= Mendocino Steam Donkeys Rugby Football Club =

US rugby union club, based in Ukiah, CA

Founded in 2006, the Mendocino Steam Donkey Rugby Football Club is the first official Northern California Rugby Football Union team in Mendocino County. Based in Ukiah, California, the team is county-wide.

The men's side competes seasonally in Division III of the Northern California Rugby Football Union (NCRFU), a division of USA Rugby. Each year the Steam Donkeys play 12 matches in the division III northern California league against Redding, Humboldt County, San Francisco, Santa Rosa, Napa, and Yreka.

==Club logo==
The Steam Donkey moniker is based on a steam-powered winch, or logging engine, as a tribute to the logging history of Mendocino County. It also conveys the hard-hitting style of play the club is known for.

==History==
Founded in 2005, the Mendocino Steam Donkeys Rugby Club started with only eight players. Outside of a few veteran players, many new players did not even know the basic rules of rugby, but with several practices devoted to the intricacies of the sport, that soon changed.

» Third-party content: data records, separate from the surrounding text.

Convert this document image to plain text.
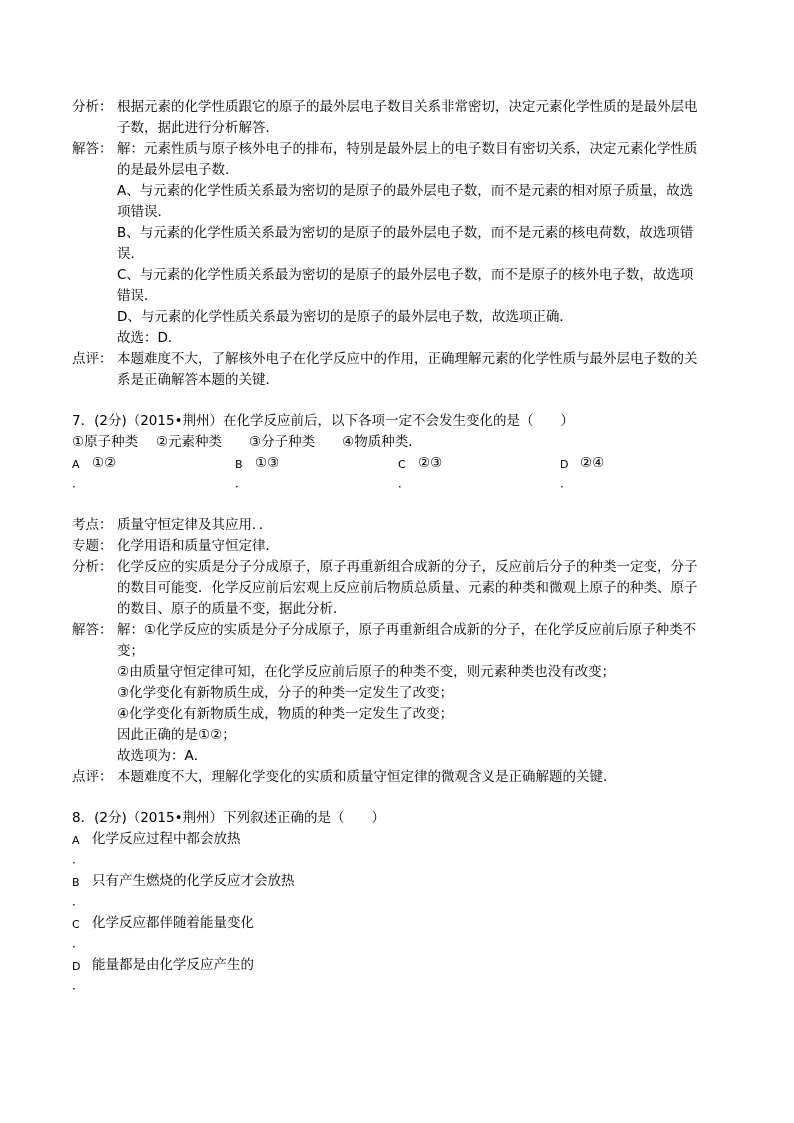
分析： 根据元素的化学性质跟它的原子的最外层电子数目关系非常密切，决定元素化学性质的是最外层电
子数，据此进行分析解答．
解答： 解：元素性质与原子核外电子的排布，特别是最外层上的电子数目有密切关系，决定元素化学性质
的是最外层电子数．
A、与元素的化学性质关系最为密切的是原子的最外层电子数，而不是元素的相对原子质量，故选
项错误．
B、与元素的化学性质关系最为密切的是原子的最外层电子数，而不是元素的核电荷数，故选项错
误．
C、与元素的化学性质关系最为密切的是原子的最外层电子数，而不是原子的核外电子数，故选项
错误．
D、与元素的化学性质关系最为密切的是原子的最外层电子数，故选项正确．
故选：D．
点评： 本题难度不大，了解核外电子在化学反应中的作用，正确理解元素的化学性质与最外层电子数的关
系是正确解答本题的关键．
7．(2分)（2015•荆州）在化学反应前后，以下各项一定不会发生变化的是（　　）
①原子种类　 ②元素种类　　③分子种类　　④物质种类．
A ①②
．
B ①③
．
C ②③
．
D ②④
．
考点： 质量守恒定律及其应用．．
专题： 化学用语和质量守恒定律．
分析： 化学反应的实质是分子分成原子，原子再重新组合成新的分子，反应前后分子的种类一定变，分子
的数目可能变．化学反应前后宏观上反应前后物质总质量、元素的种类和微观上原子的种类、原子
的数目、原子的质量不变，据此分析．
解答： 解：①化学反应的实质是分子分成原子，原子再重新组合成新的分子，在化学反应前后原子种类不
变；
②由质量守恒定律可知，在化学反应前后原子的种类不变，则元素种类也没有改变；
③化学变化有新物质生成，分子的种类一定发生了改变；
④化学变化有新物质生成，物质的种类一定发生了改变；
因此正确的是①②；
故选项为：A．
点评： 本题难度不大，理解化学变化的实质和质量守恒定律的微观含义是正确解题的关键．
8．(2分)（2015•荆州）下列叙述正确的是（　　）
A 化学反应过程中都会放热
．
B 只有产生燃烧的化学反应才会放热
．
C 化学反应都伴随着能量变化
．
D 能量都是由化学反应产生的
．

Over the years, word about the club spread around the county, sparking interest and bringing players not only from Ukiah, which is the main hub of the club, but from outlying communities as well, from Potter Valley to Willits, Boonville to Hopland, Fort Bragg and Mendocino, stretching as far as Lake County.
The Mendocino Steam Donkeys Rugby Club played their first game in 2006.

==Community outreach==
The club is known for community engagement - especially working with children. In 2013, the club partnered with the Mendocino County Library to promote children's literacy through "Rugby Reads" where the players read to children. Also in 2013, the club collected toys for underprivileged children, donating them to the Ukiah Valley Christmas Effort as part of a coalition with service club, the Active 20-30 Club of Ukiah, and roller derby teams Mendo Mayhem and Deep Valley Belligerents.